Colors and design are, of course, subjective. What you like might not be what someone else likes – and that’s fine. Colour psychology does play a big part in the way a home is perceived, however. Liv for Interiors has a fascinating article on applying color psychology to your home’s interior:
Red promotes energy. In the living or dining room, red draws people together and stimulates conversation. In an entrance hall, it creates a strong first impression. Yellow captures the warmth of sunlight and evokes positivity. It’s a great choice for kitchens, dining rooms and bathrooms, where it is energizing and welcoming. My favorite color is blue. It is believed to bring down blood pressure and slow respiration and heart rate. Deep, bold hues are effective at creating a sense of confidence and are linked to traits such as loyalty, trust, peace and success. Considered calming and serene, this color is often recommended for bedrooms and bathrooms where you want to create a relaxing environment. Combining the invigorating quality of blue and the optimism of yellow, green is suitable for almost any room in the house. It stimulates thoughts of balance, growth and restoration. Neutrals such as black, grey, white and brown are vital to the interior designer’s palette. Their virtue lies in their flexibility – add color to liven things up and remove it for a subtler aesthetic. Grey is one of those versatile colours that can be warm or cool, and can evoke feelings of calm and security. Black’s neutrality gives it a fail-safe quality and creates an elegance that results in power, drama and mystery.Liv for Interiors
I like a neutral background and add pops of color with pillows, throws, and art. It makes it easier to refresh the look of a room or to decorate for holidays too.
Give It Heart
Is there one spot or room in your home that’s yours? For many of us it is in the bedroom. For others, it could be a corner in the living room. A comfortable chair, a reading light, a side table to hold drinks and books, and if you’re lucky, maybe even a view could be the elements that surround you with comfort. How about a fantasy reading nook or a comfortable chair in the garden? My spot is an extension of me.

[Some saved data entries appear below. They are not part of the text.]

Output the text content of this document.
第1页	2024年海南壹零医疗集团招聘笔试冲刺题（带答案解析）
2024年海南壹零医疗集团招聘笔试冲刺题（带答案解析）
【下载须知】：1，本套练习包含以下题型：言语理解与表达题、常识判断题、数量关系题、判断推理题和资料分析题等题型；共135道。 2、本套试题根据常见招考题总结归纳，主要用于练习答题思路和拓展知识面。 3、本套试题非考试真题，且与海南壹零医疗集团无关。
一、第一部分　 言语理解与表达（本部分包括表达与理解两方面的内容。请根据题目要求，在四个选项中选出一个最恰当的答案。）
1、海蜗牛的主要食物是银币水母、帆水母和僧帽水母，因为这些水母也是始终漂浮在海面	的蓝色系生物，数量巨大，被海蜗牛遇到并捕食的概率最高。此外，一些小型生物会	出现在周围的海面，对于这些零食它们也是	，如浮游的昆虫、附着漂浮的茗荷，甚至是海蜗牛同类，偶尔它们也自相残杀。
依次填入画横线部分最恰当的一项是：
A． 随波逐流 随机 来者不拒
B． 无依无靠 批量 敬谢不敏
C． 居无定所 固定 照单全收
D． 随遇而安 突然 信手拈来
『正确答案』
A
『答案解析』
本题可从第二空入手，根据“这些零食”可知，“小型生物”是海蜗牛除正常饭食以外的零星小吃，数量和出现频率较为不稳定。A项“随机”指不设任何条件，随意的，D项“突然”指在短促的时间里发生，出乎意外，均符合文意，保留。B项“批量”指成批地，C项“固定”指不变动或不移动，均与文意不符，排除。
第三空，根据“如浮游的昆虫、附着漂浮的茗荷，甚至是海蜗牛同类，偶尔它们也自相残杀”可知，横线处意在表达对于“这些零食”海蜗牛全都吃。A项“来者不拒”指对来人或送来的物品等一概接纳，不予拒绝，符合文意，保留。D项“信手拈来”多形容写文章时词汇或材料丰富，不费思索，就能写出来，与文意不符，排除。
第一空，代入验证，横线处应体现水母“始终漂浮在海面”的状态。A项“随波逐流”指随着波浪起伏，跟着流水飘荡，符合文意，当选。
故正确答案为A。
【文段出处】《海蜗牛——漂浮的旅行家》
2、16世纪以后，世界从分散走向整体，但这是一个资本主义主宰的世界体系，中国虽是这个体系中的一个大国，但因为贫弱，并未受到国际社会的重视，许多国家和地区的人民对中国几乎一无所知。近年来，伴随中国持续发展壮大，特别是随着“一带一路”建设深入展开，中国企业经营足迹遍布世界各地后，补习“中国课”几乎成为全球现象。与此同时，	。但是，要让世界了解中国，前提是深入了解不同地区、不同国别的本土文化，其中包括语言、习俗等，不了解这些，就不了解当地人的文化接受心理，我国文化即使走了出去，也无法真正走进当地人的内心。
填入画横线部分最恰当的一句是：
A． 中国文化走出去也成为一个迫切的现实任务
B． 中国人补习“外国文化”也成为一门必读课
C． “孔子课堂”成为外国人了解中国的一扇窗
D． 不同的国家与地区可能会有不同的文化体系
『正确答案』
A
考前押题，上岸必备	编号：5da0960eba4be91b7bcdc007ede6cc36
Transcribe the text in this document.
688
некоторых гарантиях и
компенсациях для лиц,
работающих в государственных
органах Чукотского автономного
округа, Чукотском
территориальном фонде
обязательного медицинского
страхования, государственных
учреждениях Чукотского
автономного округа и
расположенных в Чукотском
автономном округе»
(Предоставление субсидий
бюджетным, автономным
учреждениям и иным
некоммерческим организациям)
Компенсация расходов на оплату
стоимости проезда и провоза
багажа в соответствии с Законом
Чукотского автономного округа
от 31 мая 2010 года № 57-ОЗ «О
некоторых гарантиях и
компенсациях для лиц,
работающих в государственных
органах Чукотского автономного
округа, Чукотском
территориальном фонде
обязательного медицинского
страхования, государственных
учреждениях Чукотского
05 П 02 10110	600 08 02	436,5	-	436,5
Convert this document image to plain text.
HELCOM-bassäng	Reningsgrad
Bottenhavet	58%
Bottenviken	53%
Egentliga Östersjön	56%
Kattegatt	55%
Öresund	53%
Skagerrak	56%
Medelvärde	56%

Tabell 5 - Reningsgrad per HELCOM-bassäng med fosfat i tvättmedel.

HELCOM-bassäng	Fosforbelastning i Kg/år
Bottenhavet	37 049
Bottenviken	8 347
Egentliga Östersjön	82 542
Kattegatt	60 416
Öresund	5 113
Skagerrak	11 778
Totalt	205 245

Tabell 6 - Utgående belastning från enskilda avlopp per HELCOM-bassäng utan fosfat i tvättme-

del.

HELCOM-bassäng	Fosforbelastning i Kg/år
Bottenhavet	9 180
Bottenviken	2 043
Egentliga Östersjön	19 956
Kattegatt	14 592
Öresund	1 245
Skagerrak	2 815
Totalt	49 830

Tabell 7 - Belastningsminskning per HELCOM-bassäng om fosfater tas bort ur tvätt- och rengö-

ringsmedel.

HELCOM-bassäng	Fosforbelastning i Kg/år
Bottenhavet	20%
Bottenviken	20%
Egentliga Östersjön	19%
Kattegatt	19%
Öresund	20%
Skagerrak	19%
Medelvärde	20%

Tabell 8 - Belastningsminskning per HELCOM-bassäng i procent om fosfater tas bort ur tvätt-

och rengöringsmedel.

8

When it comes to caring for other family members who share the spaces in our homes, is there a place where everyone is comfortable together? Maybe everyone gathers at a table, a couch, around the fireplace or TV. Does someone always seem cold and need a throw? Someone you love may need a box of tissues by their chair. A furry family member may be happiest in your lap or by you. I am always hearing on home design shows that the kitchen is the heart of the home. It is now the culturally accepted spot for families to gather. I, however, feel the heart of the home are the family members who live there and care for each other. When children are small, parents work to make home a safe, loving space. As children grow, they add more and more to what makes home special, joyful, and accepting. That’s what makes it hard when they grow up and make their own homes. It’s what you want and yet it’s what can hurt. I wish you all love, kindness, and acceptance, and I send you a dream of a home that is your happy place.
This was a collaborative post but all opinions are my own.